Autre ballon d'essai, non démenti par Sébastien Lecornu, une désindexation partielle des pensions des retraités aisés par rapport à l'inflation, évoquée par le ministre des Finances Roland Lescure. Selon le Parisien, cela pourrait concerner les retraites supérieures à 2.000 euros par mois.
Côté recettes, si le gouvernement ne souhaite pas augmenter les impôts, Bercy étudie néanmoins selon Les Echos la reconduction de la surtaxe sur les bénéfices des grandes entreprises.
- Eviter la censure -
Pour le député macroniste Sylvain Maillard, ces tâtonnements s'expliquent par le fait que le gouvernement "ne veut pas se faire censurer" sur son budget par une coalition d'oppositions gauche-RN. "Il faudra négocier, il n'y aura pas le choix, on n'a pas de majorité à l'Assemblée", a-t-il rappelé vendredi sur France info.
Comme l'année dernière, ce sera probablement vers les socialistes que se tournera l'exécutif pour essayer de négocier un accord de non-censure puis utiliser l'article 49.3 pour faire passer le texte sans vote.
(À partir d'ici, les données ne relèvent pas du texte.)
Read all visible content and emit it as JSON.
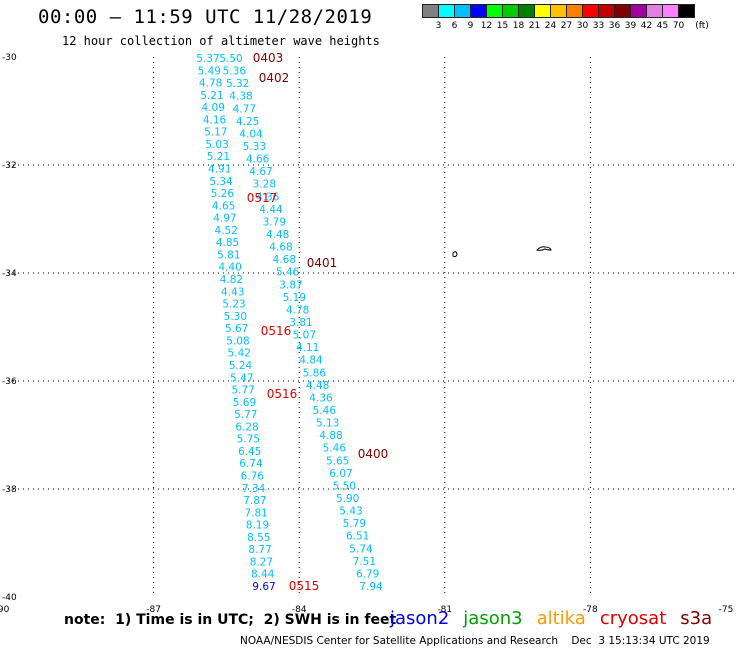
{
  "title": "00:00 – 11:59 UTC 11/28/2019",
  "subtitle": "12 hour collection of altimeter wave heights",
  "legend": {
    "unit_label": "(ft)",
    "ticks": [
      "3",
      "6",
      "9",
      "12",
      "15",
      "18",
      "21",
      "24",
      "27",
      "30",
      "33",
      "36",
      "39",
      "42",
      "45",
      "70"
    ],
    "colors": [
      "#808080",
      "#00ffff",
      "#00bfff",
      "#0000ff",
      "#00ff00",
      "#00cc00",
      "#008000",
      "#ffff00",
      "#ffc000",
      "#ff8000",
      "#ff0000",
      "#c00000",
      "#800000",
      "#a000a0",
      "#e080e0",
      "#ff80ff",
      "#000000"
    ]
  },
  "axes": {
    "lon_labels": [
      "-90",
      "-87",
      "-84",
      "-81",
      "-78",
      "-75"
    ],
    "lat_labels": [
      "-30",
      "-32",
      "-34",
      "-36",
      "-38",
      "-40"
    ]
  },
  "note": "note:  1) Time is in UTC;  2) SWH is in feet",
  "satellites": [
    {
      "name": "jason2",
      "color": "#0000e0"
    },
    {
      "name": "jason3",
      "color": "#00a000"
    },
    {
      "name": "altika",
      "color": "#ff9900"
    },
    {
      "name": "cryosat",
      "color": "#e00000"
    },
    {
      "name": "s3a",
      "color": "#800000"
    }
  ],
  "footer": "NOAA/NESDIS Center for Satellite Applications and Research    Dec  3 15:13:34 UTC 2019",
  "track_west": [
    "5.37",
    "5.49",
    "4.78",
    "5.21",
    "4.09",
    "4.16",
    "5.17",
    "5.03",
    "5.21",
    "4.91",
    "5.34",
    "5.26",
    "4.65",
    "4.97",
    "4.52",
    "4.85",
    "5.81",
    "4.40",
    "4.82",
    "4.43",
    "5.23",
    "5.30",
    "5.67",
    "5.08",
    "5.42",
    "5.24",
    "5.47",
    "5.77",
    "5.69",
    "5.77",
    "6.28",
    "5.75",
    "6.45",
    "6.74",
    "6.76",
    "7.34",
    "7.87",
    "7.81",
    "8.19",
    "8.55",
    "8.77",
    "8.27",
    "8.44",
    "9.67"
  ],
  "track_west_colors": {
    "default": "#00bfff",
    "last": "#0000ff"
  },
  "track_mid": [
    "5.50",
    "5.36",
    "5.32",
    "4.38",
    "4.77",
    "4.25",
    "4.04",
    "5.33",
    "4.66",
    "4.67",
    "3.28",
    "4.36",
    "4.44",
    "3.79",
    "4.48",
    "4.68",
    "4.68",
    "5.46",
    "3.87",
    "5.19",
    "4.78",
    "3.81",
    "5.07",
    "4.11",
    "4.84",
    "5.86",
    "4.48",
    "4.36",
    "5.46",
    "5.13",
    "4.88",
    "5.46",
    "5.65",
    "6.07",
    "5.50",
    "5.90",
    "5.43",
    "5.79",
    "6.51",
    "5.74",
    "7.51",
    "6.79",
    "7.94"
  ],
  "track_mid_color": "#00bfff",
  "time_tags": [
    {
      "label": "0403",
      "color": "#800000"
    },
    {
      "label": "0402",
      "color": "#800000"
    },
    {
      "label": "0517",
      "color": "#e00000"
    },
    {
      "label": "0401",
      "color": "#800000"
    },
    {
      "label": "0516",
      "color": "#e00000"
    },
    {
      "label": "0516",
      "color": "#e00000"
    },
    {
      "label": "0400",
      "color": "#800000"
    },
    {
      "label": "0515",
      "color": "#e00000"
    }
  ]
}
Le RN ne fera "jamais la politique de petite tambouille comme l'a fait l'année dernière le groupe socialiste de manière à ce que ce budget passe sous une forme ou une autre", a déjà prévenu vendredi le député Franck Allisio sur France inter.
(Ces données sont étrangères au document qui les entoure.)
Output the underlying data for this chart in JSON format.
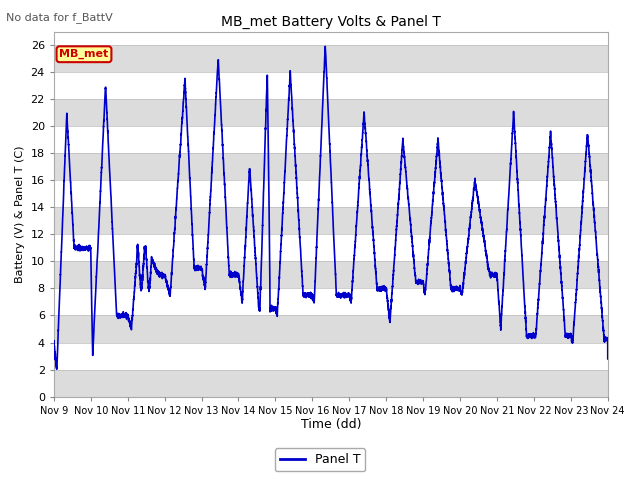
{
  "title": "MB_met Battery Volts & Panel T",
  "no_data_label": "No data for f_BattV",
  "ylabel": "Battery (V) & Panel T (C)",
  "xlabel": "Time (dd)",
  "legend_label": "Panel T",
  "legend_color": "#0000CC",
  "inset_label": "MB_met",
  "inset_bg": "#FFFF99",
  "inset_border": "#CC0000",
  "ylim": [
    0,
    27
  ],
  "yticks": [
    0,
    2,
    4,
    6,
    8,
    10,
    12,
    14,
    16,
    18,
    20,
    22,
    24,
    26
  ],
  "x_labels": [
    "Nov 9",
    "Nov 10",
    "Nov 11",
    "Nov 12",
    "Nov 13",
    "Nov 14",
    "Nov 15",
    "Nov 16",
    "Nov 17",
    "Nov 18",
    "Nov 19",
    "Nov 20",
    "Nov 21",
    "Nov 22",
    "Nov 23",
    "Nov 24"
  ],
  "line_color": "#0000CC",
  "line_width": 1.2,
  "plot_bg": "#FFFFFF",
  "fig_bg": "#FFFFFF",
  "band_color": "#DCDCDC",
  "white_color": "#FFFFFF"
}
L'automne s'annonce donc à nouveau budgétaire et laborieux au Parlement. Et si la campagne présidentielle ne devrait pas inciter au compromis, Sébastien Lecornu met la pression sur les candidats.
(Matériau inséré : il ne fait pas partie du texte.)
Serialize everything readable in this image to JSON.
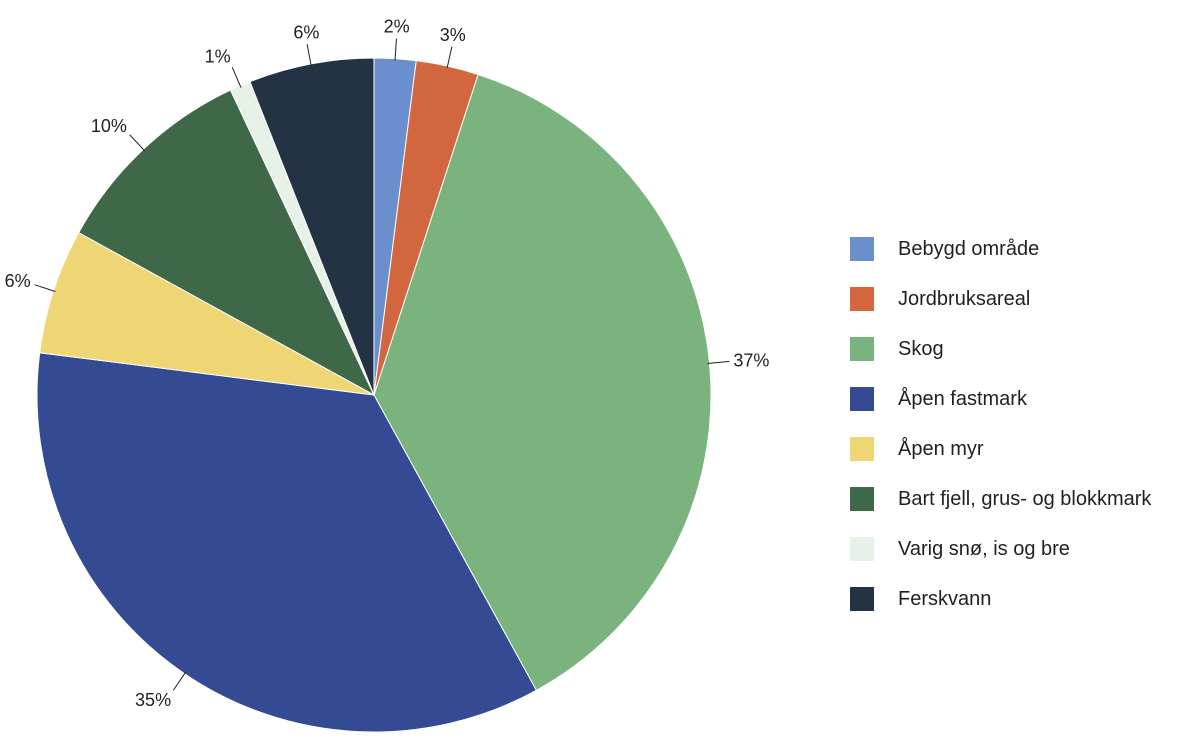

"Les candidats qui chercheraient à empêcher tout budget à l'automne prendraient la responsabilité de condamner leur propre première année de quinquennat", a-t-il mis en garde.
Il pourra s'appuyer sur un rapport de l'Inspection générale des finances (IGF) sur les conséquences du recours à la loi spéciale, cet outil législatif qui permet de pallier l'absence de budget en reconduisant les recettes de l'année précédente et en engageant des dépenses nécessaires à la continuité de l'Etat.
Entre la présidentielle et les probables législatives dans la foulée en juin, elle s'appliquerait pendant la majeure partie de l'année au lieu de six semaines en 2025 et 2026.
Cette application prolongée "exposerait le pays à des difficultés certaines et, à certains égards, à des risques majeurs", avertit l'IGF. "L'accroissement de l'incertitude affecterait la confiance des acteurs économiques", détaille ainsi l'IGF qui estime son coût a minima à 0,5 point de PIB.